Despite a second-round 66, Woods stumbled to a share of 20th at 3-over-par at the U.S. Open. At the PGA Championship, the season's final major, Woods was not a factor and never broke par en route to a 12-over-par 292.
He became the first person since Fred Couples in 1991 to win the Player of the Year Award without winning a major or capturing the money title.
'Everyone is basing my performance on what I did in 2000 and it is very hard to duplicate what I did that year,' said Woods. 'That was a very magical year. But this year, I won five times and two of them were World Golf Championships, so of the biggest tournaments in the world, at least I was able to get a couple of them.'
Also announced on Monday were the Rookie of the Year and Comeback Player of the Year Awards. British Open champion Ben Curtis was honored as the Rookie of the Year, while Peter Jacobsen garnered Comeback Player of the Year honors.

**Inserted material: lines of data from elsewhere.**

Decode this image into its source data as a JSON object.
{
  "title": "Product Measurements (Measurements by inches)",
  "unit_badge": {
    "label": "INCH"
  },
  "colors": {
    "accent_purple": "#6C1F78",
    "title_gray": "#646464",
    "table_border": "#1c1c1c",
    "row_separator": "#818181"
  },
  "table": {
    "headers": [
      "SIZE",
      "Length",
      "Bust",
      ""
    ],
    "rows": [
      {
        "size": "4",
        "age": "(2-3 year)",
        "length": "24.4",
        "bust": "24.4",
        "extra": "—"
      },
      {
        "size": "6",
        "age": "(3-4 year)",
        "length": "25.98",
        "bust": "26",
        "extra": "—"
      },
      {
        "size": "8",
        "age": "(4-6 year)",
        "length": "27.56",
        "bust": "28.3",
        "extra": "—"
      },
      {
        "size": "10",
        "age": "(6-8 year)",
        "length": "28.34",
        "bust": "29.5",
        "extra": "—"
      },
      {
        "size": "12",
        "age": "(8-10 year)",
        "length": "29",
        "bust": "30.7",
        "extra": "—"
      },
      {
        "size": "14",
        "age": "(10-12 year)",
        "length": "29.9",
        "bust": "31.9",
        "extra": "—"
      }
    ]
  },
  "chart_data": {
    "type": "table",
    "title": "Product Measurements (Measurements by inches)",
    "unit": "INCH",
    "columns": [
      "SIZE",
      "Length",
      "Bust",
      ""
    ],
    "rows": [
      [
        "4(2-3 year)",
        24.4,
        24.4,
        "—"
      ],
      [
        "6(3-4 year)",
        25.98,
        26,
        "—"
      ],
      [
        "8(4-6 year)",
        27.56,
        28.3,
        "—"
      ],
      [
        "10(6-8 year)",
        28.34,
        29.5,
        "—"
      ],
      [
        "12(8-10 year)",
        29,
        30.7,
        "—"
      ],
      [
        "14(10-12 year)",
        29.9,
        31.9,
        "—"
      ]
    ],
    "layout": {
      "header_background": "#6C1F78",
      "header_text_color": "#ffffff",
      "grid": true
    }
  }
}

Curtis, playing in his first major at the British Open, was the only player to finish under par for the event. The victory vaulted him 361 spots in the Official World Golf Rankings, the single greatest jump since the rankings began in 1986. He ended the season 46th on the PGA money list with $1,434,911.
Jacobsen picked up his first win since 1995 when he titled at the Greater Hartford Open. Jacobsen, who becomes eligible for the Champions Tour when he turns 50 on March 4, earned a career-best $1,162,726 this season.